Anna Mitchell Ralston grew up going to football games in Athens with her family, but while family was glued to the game, Anna Mitchell was always eagerly awaiting halftime.
At just 7 years old, she was impressed by the majorettes on the field as they twirled their batons in the air and caught them behind their backs or over their heads. She knew she wanted to do that someday.
“We were just mesmerized by the twirlers out on the field,” Anna Mitchell said.
After years of practice, Anna Mitchell, 15, is well on her way to that dream. She and her independent competition baton twirling team, Twirl Forte, have qualified for next year’s International Cup competition in France.
“We basically just wanted to go out there and kind of get a feel for it,” said Anna Mitchell, also a feature twirler for Gainesville High School. “Once we heard our name called for second (place), we were all excited … We knew we had done all our best jobs, but it was just really great to see our hard work had paid off.”

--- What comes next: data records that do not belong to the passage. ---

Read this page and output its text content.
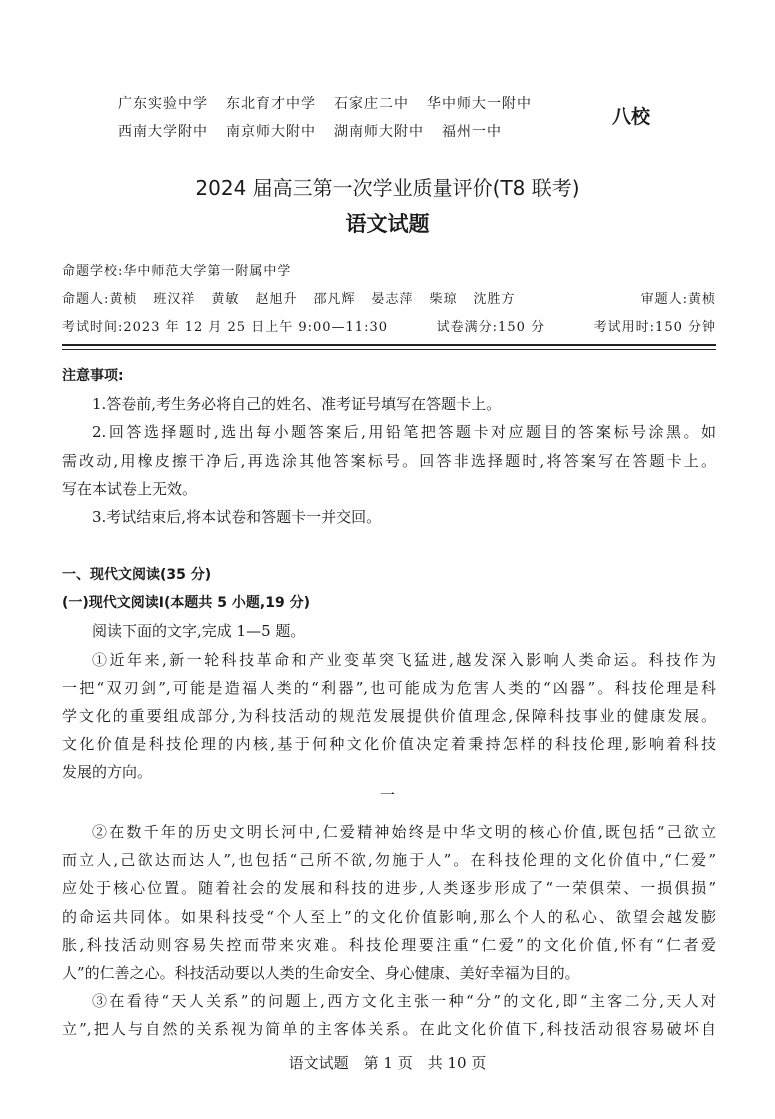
广东实验中学 东北育才中学 石家庄二中 华中师大一附中
西南大学附中 南京师大附中 湖南师大附中 福州一中
八校
2024 届高三第一次学业质量评价(T8 联考)
语文试题
命题学校:华中师范大学第一附属中学
命题人:黄桢 班汉祥 黄敏 赵旭升 邵凡辉 晏志萍 柴琼 沈胜方	审题人:黄桢
考试时间:2023 年 12 月 25 日上午 9:00—11:30	试卷满分:150 分	考试用时:150 分钟
注意事项:
1.答卷前,考生务必将自己的姓名、准考证号填写在答题卡上。
2.回答选择题时,选出每小题答案后,用铅笔把答题卡对应题目的答案标号涂黑。如
需改动,用橡皮擦干净后,再选涂其他答案标号。回答非选择题时,将答案写在答题卡上。
写在本试卷上无效。
3.考试结束后,将本试卷和答题卡一并交回。
一、现代文阅读(35 分)
(一)现代文阅读Ⅰ(本题共 5 小题,19 分)
阅读下面的文字,完成 1—5 题。
①近年来,新一轮科技革命和产业变革突飞猛进,越发深入影响人类命运。科技作为
一把“双刃剑”,可能是造福人类的“利器”,也可能成为危害人类的“凶器”。科技伦理是科
学文化的重要组成部分,为科技活动的规范发展提供价值理念,保障科技事业的健康发展。
文化价值是科技伦理的内核,基于何种文化价值决定着秉持怎样的科技伦理,影响着科技
发展的方向。
一
②在数千年的历史文明长河中,仁爱精神始终是中华文明的核心价值,既包括“己欲立
而立人,己欲达而达人”,也包括“己所不欲,勿施于人”。在科技伦理的文化价值中,“仁爱”
应处于核心位置。随着社会的发展和科技的进步,人类逐步形成了“一荣俱荣、一损俱损”
的命运共同体。如果科技受“个人至上”的文化价值影响,那么个人的私心、欲望会越发膨
胀,科技活动则容易失控而带来灾难。科技伦理要注重“仁爱”的文化价值,怀有“仁者爱
人”的仁善之心。科技活动要以人类的生命安全、身心健康、美好幸福为目的。
③在看待“天人关系”的问题上,西方文化主张一种“分”的文化,即“主客二分,天人对
立”,把人与自然的关系视为简单的主客体关系。在此文化价值下,科技活动很容易破坏自
语文试题　第 1 页　共 10 页
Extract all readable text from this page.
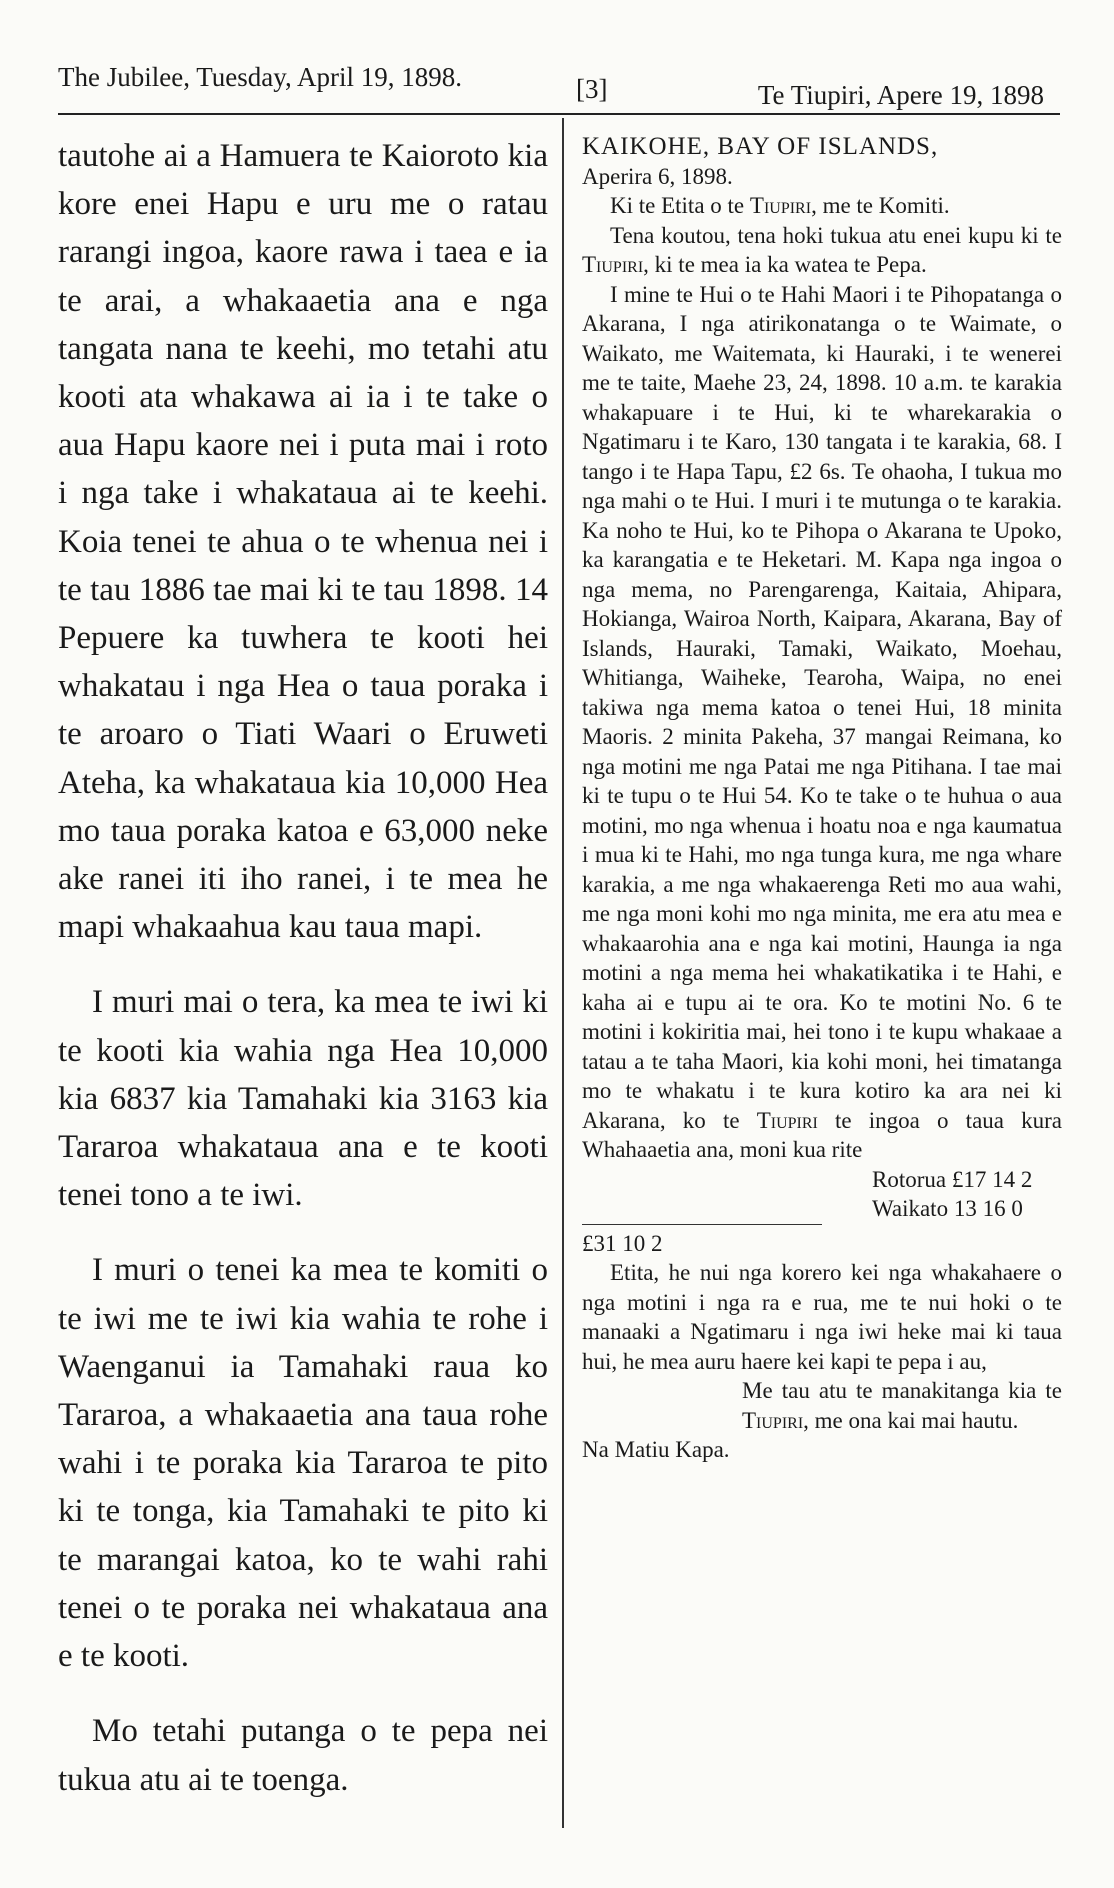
The Jubilee, Tuesday, April 19, 1898.	[3]	Te Tiupiri, Apere 19, 1898

tautohe ai a Hamuera te Kaioroto kia kore enei Hapu e uru me o ratau rarangi ingoa, kaore rawa i taea e ia te arai, a whakaaetia ana e nga tangata nana te keehi, mo tetahi atu kooti ata whakawa ai ia i te take o aua Hapu kaore nei i puta mai i roto i nga take i whakataua ai te keehi. Koia tenei te ahua o te whenua nei i te tau 1886 tae mai ki te tau 1898. 14 Pepuere ka tuwhera te kooti hei whakatau i nga Hea o taua poraka i te aroaro o Tiati Waari o Eruweti Ateha, ka whakataua kia 10,000 Hea mo taua poraka katoa e 63,000 neke ake ranei iti iho ranei, i te mea he mapi whakaahua kau taua mapi.

I muri mai o tera, ka mea te iwi ki te kooti kia wahia nga Hea 10,000 kia 6837 kia Tamahaki kia 3163 kia Tararoa whakataua ana e te kooti tenei tono a te iwi.

I muri o tenei ka mea te komiti o te iwi me te iwi kia wahia te rohe i Waenganui ia Tamahaki raua ko Tararoa, a whakaaetia ana taua rohe wahi i te poraka kia Tararoa te pito ki te tonga, kia Tamahaki te pito ki te marangai katoa, ko te wahi rahi tenei o te poraka nei whakataua ana e te kooti.

Mo tetahi putanga o te pepa nei tukua atu ai te toenga.

KAIKOHE, BAY OF ISLANDS,

Aperira 6, 1898.

Ki te Etita o te Tiupiri, me te Komiti.

Tena koutou, tena hoki tukua atu enei kupu ki te Tiupiri, ki te mea ia ka watea te Pepa.

I mine te Hui o te Hahi Maori i te Pihopatanga o Akarana, I nga atirikonatanga o te Waimate, o Waikato, me Waitemata, ki Hauraki, i te wenerei me te taite, Maehe 23, 24, 1898. 10 a.m. te karakia whakapuare i te Hui, ki te wharekarakia o Ngatimaru i te Karo, 130 tangata i te karakia, 68. I tango i te Hapa Tapu, £2 6s. Te ohaoha, I tukua mo nga mahi o te Hui. I muri i te mutunga o te karakia. Ka noho te Hui, ko te Pihopa o Akarana te Upoko, ka karangatia e te Heketari. M. Kapa nga ingoa o nga mema, no Parengarenga, Kaitaia, Ahipara, Hokianga, Wairoa North, Kaipara, Akarana, Bay of Islands, Hauraki, Tamaki, Waikato, Moehau, Whitianga, Waiheke, Tearoha, Waipa, no enei takiwa nga mema katoa o tenei Hui, 18 minita Maoris. 2 minita Pakeha, 37 mangai Reimana, ko nga motini me nga Patai me nga Pitihana. I tae mai ki te tupu o te Hui 54. Ko te take o te huhua o aua motini, mo nga whenua i hoatu noa e nga kaumatua i mua ki te Hahi, mo nga tunga kura, me nga whare karakia, a me nga whakaerenga Reti mo aua wahi, me nga moni kohi mo nga minita, me era atu mea e whakaarohia ana e nga kai motini, Haunga ia nga motini a nga mema hei whakatikatika i te Hahi, e kaha ai e tupu ai te ora. Ko te motini No. 6 te motini i kokiritia mai, hei tono i te kupu whakaae a tatau a te taha Maori, kia kohi moni, hei timatanga mo te whakatu i te kura kotiro ka ara nei ki Akarana, ko te Tiupiri te ingoa o taua kura Whahaaetia ana, moni kua rite

Rotorua £17 14 2
Waikato 13 16 0

£31 10 2

Etita, he nui nga korero kei nga whakahaere o nga motini i nga ra e rua, me te nui hoki o te manaaki a Ngatimaru i nga iwi heke mai ki taua hui, he mea auru haere kei kapi te pepa i au,

Me tau atu te manakitanga kia te Tiupiri, me ona kai mai hautu.

Na Matiu Kapa.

Twirl Forte competed in the artistic group category at this year’s United States Twirling Association qualifier. Each twirler, dressed as Wonder Woman, worked together to secure second place and a trip to Limoges, France, in August 2019.
The team will represent Team USA and will compete against other teams from across the world.
“It was fun because it was a mashup of so many different songs,” Anna Mitchell said. “And it was some of my favorite songs.”
Anna Mitchell also qualified for the artistic twirl pairs event with her partner, Jessica Morlan.
It takes a lot to get to that place, though. Anna Mitchell joined the University of Georgia’s Junior Auxiliary Program, a program created for girls in elementary, middle and high school to gain experience with the flagline and majorettes. She was 7 years old and paired up with a majorette captain, Colleen Murphy.
“She was my first student and we also kind of favor each other in appearance, so that was always a joke that everyone made,” said Murphy, a Twirl Forte coach. “I mean, I’m definitely her coach first, and as she grows older and becomes a grown-up, I think we’re going to be really true friends.”
As Anna Mitchell’s personal coach, too, Murphy has seen seen her develop and grow as an athlete over the years.
“It’s been really fun,” Murphy said. “She has a lot of natural talent and ability, and always has since she was a little girl ... now she’s kind of at the fun point of her career where she’s put in a ton of the work, and it’s nice when you're an advanced twirler and you go and you win.”
The fact that Twirl Forte qualified for the International Cup was surprising as it had never competed in the organization that was holding the competition. It had also only practiced as a team three times. It’s made up of twirlers from around the state with one from Alabama and one from South Carolina, too.
Those few practices Twirl Forte did have, though, weren't for the faint of heart: They lasted 12 hours each.
“Since it was the summer, we were able to practice a lot more than we would have during the school year,” Anna Mitchell said. “It was pretty intense, but we were able to take breaks and it was actually pretty fun because we were doing the sport we love to do.”
That fun is why she continues to twirl. Even though she still gets nervous sometimes, she said one of her favorite aspects of the sport is there’s always room to improve. It gives her the drive to stick with it.
Anna Mitchell’s mother, Lisa Ralston, said her practices have become more and more intense as the years have gone on. But Ralston has been there every step of the way, taking Anna Mitchell to competitions and practices.
Now, it’s all paid off.
“I’m very proud of her,” Ralston said. “It’s been a great activity for her. There’s a lot of opportunity to travel and make friends across the country, and now she gets to travel with those friends to see the world, really.”
As Anna Mitchell travels to France with her team as part of Team USA, she has hopes of going even further in the sport once she returns.
“I would love to be a feature twirler at whatever college I decide to go to,” Anna Mitchell said. “Just being a feature twirler is the main goal for me. But also, baton twirling can take you so many different places, so eventually I’d love to become a baton coach.”